The CAN-SPAM act is a horridly named law that was put into place in 2003. More and more ISPs and email providers are getting strict on the rules. So I thought I would let you guys know what it means for you and how you can avoid being caught by it.
The Awful Name
When I read CAN-SPAN I read it as the “allow to spam” act. It’s intention was more along the lines of “ditch or disallow spam”. Try to keep that in mind when trying to comply. The rules are “deny first”. So unless you meet ever single rule, you can get dinged.
Not adhering to CAN-SPAM rules can cost you up to $1,600 an email. So if you send something to 50 people, and do it wrong, that can cost you $80,000. Now imagine you did that to every member of your website, or all your customers, or that huge mailing list you just got.
Who does it apply to
It applies to any and ever email that is sent when the emails primary purpose is selling or advertising a good or service. That means every email, even when your sending a single email to one of your customers just because you think they will be better served by an upgrade or downgrade. There are no exceptions for B2B emails or emails that offer free services or goods.
How to comply
Compliance is a bit of a pain the first time you do it, but after that it’s not so bad. Just follow these easy rules:
Use only valid email headers, this can sometimes be a problem if your mailing from a website or forum software directly, but most of the time this is not a problem and is automaticly taken care of by your email program.
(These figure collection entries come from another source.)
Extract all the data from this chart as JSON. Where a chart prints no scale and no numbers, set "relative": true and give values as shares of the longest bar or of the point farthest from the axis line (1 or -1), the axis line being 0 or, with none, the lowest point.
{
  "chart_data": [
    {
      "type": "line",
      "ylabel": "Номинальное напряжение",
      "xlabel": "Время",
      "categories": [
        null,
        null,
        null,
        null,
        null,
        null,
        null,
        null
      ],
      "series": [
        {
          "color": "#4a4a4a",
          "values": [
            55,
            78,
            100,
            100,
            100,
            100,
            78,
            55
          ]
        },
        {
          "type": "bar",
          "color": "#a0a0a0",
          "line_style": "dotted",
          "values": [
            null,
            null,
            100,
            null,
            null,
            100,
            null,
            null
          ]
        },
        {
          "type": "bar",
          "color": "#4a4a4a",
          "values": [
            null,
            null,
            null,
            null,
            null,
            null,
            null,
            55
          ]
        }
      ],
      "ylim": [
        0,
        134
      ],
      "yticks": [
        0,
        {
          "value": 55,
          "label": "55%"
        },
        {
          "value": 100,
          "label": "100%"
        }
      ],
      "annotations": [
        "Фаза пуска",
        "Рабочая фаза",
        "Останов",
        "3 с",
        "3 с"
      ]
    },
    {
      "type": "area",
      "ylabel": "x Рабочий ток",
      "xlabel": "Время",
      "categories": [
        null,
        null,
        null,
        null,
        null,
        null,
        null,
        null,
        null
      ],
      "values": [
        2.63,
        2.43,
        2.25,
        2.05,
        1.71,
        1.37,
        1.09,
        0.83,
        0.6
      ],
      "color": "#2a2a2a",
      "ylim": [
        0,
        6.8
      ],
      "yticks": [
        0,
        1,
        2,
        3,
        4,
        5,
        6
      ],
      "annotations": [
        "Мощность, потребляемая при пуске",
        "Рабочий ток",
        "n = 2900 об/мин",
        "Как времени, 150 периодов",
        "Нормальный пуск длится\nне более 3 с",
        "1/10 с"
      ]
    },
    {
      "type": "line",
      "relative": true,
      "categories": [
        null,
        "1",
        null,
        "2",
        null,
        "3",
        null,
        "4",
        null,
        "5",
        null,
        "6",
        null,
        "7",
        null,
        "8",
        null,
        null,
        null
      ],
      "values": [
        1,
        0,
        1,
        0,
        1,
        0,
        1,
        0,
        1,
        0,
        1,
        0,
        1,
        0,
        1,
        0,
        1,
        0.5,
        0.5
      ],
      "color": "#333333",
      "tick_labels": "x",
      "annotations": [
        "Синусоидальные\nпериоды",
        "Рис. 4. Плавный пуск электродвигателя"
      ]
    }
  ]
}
If your not sure, send your developer an email and ask them to check. It’s very easy to check.
Subject lines must reflect the content of the email. Plain and simple.
Declear the email as an ad. Nothing fancy here, but don’t try to send ad emails that don’t look like ads. Just clearly state that the email is an ad or give the pourpose for the email.
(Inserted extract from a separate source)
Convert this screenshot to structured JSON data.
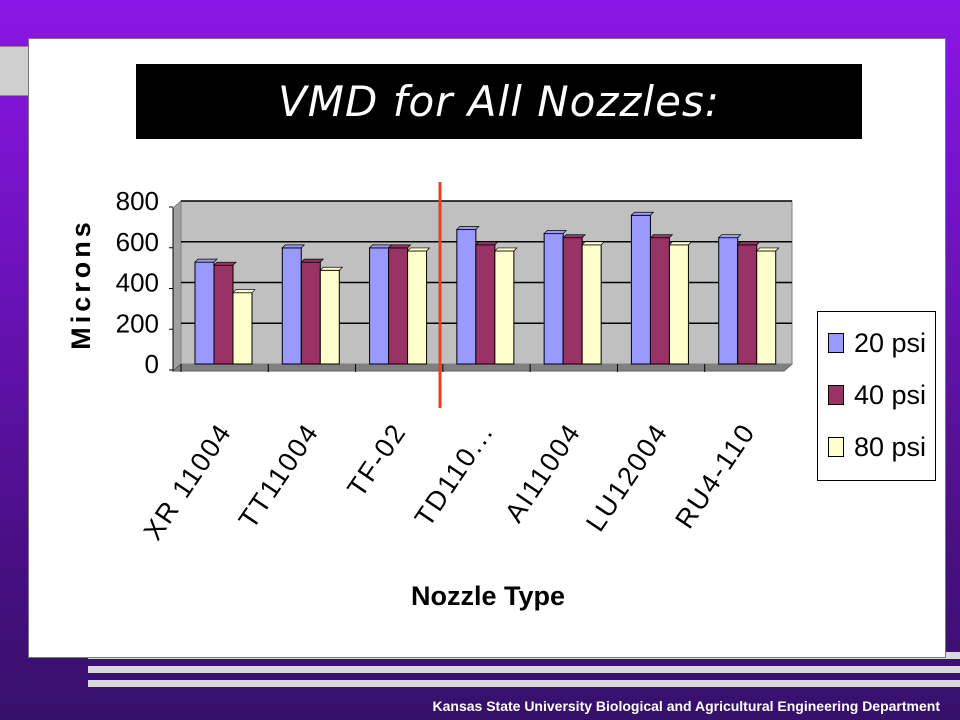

Tell the recipiants where you are located. Every email should contain your physcall address. Normally this is included in the footer of the message.
Tell the recipiants how to opt out, then honor the opt-outs. Make sure that you include some way that your recipiants can stop getting these emails, then honor the request to not receive them any more. You have 10 days to proccess their request. A return email address is usually a good way to handle small lists. Just make sure that it’s easy to find and that you honor their request. This is the big one that gets people into trouble.
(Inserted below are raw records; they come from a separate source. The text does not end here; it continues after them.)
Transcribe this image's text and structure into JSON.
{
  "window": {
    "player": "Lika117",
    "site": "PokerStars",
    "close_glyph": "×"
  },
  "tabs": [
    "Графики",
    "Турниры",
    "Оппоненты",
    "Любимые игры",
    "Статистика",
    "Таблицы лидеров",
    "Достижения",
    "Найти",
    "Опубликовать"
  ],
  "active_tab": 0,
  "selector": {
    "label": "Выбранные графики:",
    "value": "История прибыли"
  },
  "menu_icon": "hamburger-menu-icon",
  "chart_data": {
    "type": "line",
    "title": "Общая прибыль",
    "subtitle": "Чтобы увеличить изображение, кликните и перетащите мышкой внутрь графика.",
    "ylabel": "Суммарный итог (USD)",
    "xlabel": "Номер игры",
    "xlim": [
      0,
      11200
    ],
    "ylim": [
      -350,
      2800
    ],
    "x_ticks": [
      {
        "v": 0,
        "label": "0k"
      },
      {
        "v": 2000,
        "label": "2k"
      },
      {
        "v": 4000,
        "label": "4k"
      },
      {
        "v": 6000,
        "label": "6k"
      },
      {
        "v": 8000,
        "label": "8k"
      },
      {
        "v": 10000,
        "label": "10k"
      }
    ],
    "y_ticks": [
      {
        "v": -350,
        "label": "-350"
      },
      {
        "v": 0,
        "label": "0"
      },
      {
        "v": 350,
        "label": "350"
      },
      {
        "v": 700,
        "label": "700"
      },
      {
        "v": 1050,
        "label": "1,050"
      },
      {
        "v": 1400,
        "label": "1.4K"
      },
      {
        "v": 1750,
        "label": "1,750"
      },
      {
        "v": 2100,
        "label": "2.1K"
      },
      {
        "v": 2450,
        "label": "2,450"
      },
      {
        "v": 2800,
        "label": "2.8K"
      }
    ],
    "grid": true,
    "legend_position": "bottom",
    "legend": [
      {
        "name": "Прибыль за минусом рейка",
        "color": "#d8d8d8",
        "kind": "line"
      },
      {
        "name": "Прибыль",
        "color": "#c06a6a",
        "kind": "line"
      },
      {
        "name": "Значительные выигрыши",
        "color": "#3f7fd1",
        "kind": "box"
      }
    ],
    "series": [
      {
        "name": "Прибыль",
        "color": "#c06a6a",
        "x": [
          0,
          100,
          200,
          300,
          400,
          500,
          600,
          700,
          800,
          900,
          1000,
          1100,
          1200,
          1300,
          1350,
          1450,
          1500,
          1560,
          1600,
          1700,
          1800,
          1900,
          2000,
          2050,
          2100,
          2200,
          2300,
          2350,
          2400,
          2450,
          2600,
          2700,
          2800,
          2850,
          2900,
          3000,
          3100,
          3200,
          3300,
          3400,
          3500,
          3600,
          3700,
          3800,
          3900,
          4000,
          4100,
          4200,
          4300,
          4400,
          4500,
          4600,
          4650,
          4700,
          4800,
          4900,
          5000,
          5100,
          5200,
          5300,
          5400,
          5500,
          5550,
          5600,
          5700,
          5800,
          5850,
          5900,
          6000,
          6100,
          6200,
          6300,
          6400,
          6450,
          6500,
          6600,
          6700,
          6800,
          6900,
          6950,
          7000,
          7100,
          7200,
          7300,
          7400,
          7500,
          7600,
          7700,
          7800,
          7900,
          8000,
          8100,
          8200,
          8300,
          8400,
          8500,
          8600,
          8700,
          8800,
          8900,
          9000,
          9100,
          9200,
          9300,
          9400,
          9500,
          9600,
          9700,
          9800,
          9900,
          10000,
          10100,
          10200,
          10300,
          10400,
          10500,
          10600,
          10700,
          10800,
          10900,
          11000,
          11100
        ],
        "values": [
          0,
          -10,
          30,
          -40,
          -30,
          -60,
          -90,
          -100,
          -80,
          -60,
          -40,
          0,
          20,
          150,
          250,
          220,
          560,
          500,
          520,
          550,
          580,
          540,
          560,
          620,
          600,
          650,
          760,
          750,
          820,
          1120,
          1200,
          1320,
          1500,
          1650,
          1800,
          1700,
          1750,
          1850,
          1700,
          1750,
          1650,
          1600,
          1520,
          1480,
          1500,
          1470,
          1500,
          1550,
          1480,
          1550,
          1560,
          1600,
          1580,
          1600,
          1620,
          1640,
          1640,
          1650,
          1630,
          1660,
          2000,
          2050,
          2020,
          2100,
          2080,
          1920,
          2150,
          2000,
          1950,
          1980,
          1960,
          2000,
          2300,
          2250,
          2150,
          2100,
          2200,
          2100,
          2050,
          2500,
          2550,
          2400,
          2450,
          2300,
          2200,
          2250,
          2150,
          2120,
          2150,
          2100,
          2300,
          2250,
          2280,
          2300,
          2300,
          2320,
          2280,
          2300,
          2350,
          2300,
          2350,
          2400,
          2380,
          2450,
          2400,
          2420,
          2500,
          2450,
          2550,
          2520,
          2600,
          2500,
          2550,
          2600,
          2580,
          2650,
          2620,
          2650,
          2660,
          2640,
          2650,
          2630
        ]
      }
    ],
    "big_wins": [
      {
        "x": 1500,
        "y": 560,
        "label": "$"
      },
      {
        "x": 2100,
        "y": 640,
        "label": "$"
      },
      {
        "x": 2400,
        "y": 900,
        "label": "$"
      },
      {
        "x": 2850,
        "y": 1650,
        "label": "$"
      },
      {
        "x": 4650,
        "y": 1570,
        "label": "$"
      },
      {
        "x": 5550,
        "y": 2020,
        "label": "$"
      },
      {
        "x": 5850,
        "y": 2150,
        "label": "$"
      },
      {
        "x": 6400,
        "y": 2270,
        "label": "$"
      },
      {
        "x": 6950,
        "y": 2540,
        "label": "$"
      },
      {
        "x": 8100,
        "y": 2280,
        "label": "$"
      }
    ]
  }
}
Make sure that if your using a SAAS solution, or contract out your mass mails that the people your having do it are honorable. You are sill legally responcibal for the emails and their compliance.
Some tips for complaince.
If your using a HUGE list of thousands, then use a third party service like icontact. They handle this stuff for you.
If your using a small list of 1–100 people and just sending manually or via forums or other automated tools, test it first, and ask your self, “If I wanted to opt-out, is it clear how to, can I find the physical location easly?”
Make sure you are being honest. Clearly state that the email is an add. Make it clear. Don’t try to trick someone into clicking a link or some such, just be strait forward.
Never send the emails through your ISP with out checking with them first. This will just cause a problem for you. Make sure you contact them first with your intent. If they don’t allow that many emails (and most won’t) you can use a third party like authsmtp. In both cases, they can help you be compliant if you need help, and will surely help make sure the headers are correct.
Never send emails from a website like a blog or forum with out checking with both the developer, and the hosting provider. Many “pre-packaged” sites have mods or plug-ins that can send large amounts of emails, but 9/10 hosting providers (myself included) will block large amounts of emails, or even disable your account. While websites are generally allowed to send a low volume of emails (like new user sign-ups, or sales receipts), but mass mailings, even to a few hundred, could really get you in trouble.
Create an opt-out method for your users that is internet based. For small lists, “Send an email here” is good enough, but you have to be committed to reading it, and removing them from the list. For larger lists the “click this link” or “login here and un-check this box” are good automated methods.
Always send from a real address. Don’t use a made up address like “firstname.lastname@example.org”. The address it’s self is fine, but the address should exist, and it should be monitored, at least a little.
Don’t purchase or rent email lists. You need to be able to prove that the people your emailing have a relationship with you. Use opt-in forms, or membership sites, customer lists, etc. It’s easy to build a list. Purchasing a list (or renting one) is a sure fire way to get in trouble.
Make sure your list is kept up to date. Don’t use a list from a product you stopped selling seven years ago.
Remind your recipients where you got their email from. Even if they just bought something last week, some people will need reminding.
Complying with the CAN-SPAM act is not too difficult, and spending a little extra time upfront to get it right is worth it. Not complying can get your domain added to a list of spammers, fines from the FTC, and other not so nice things.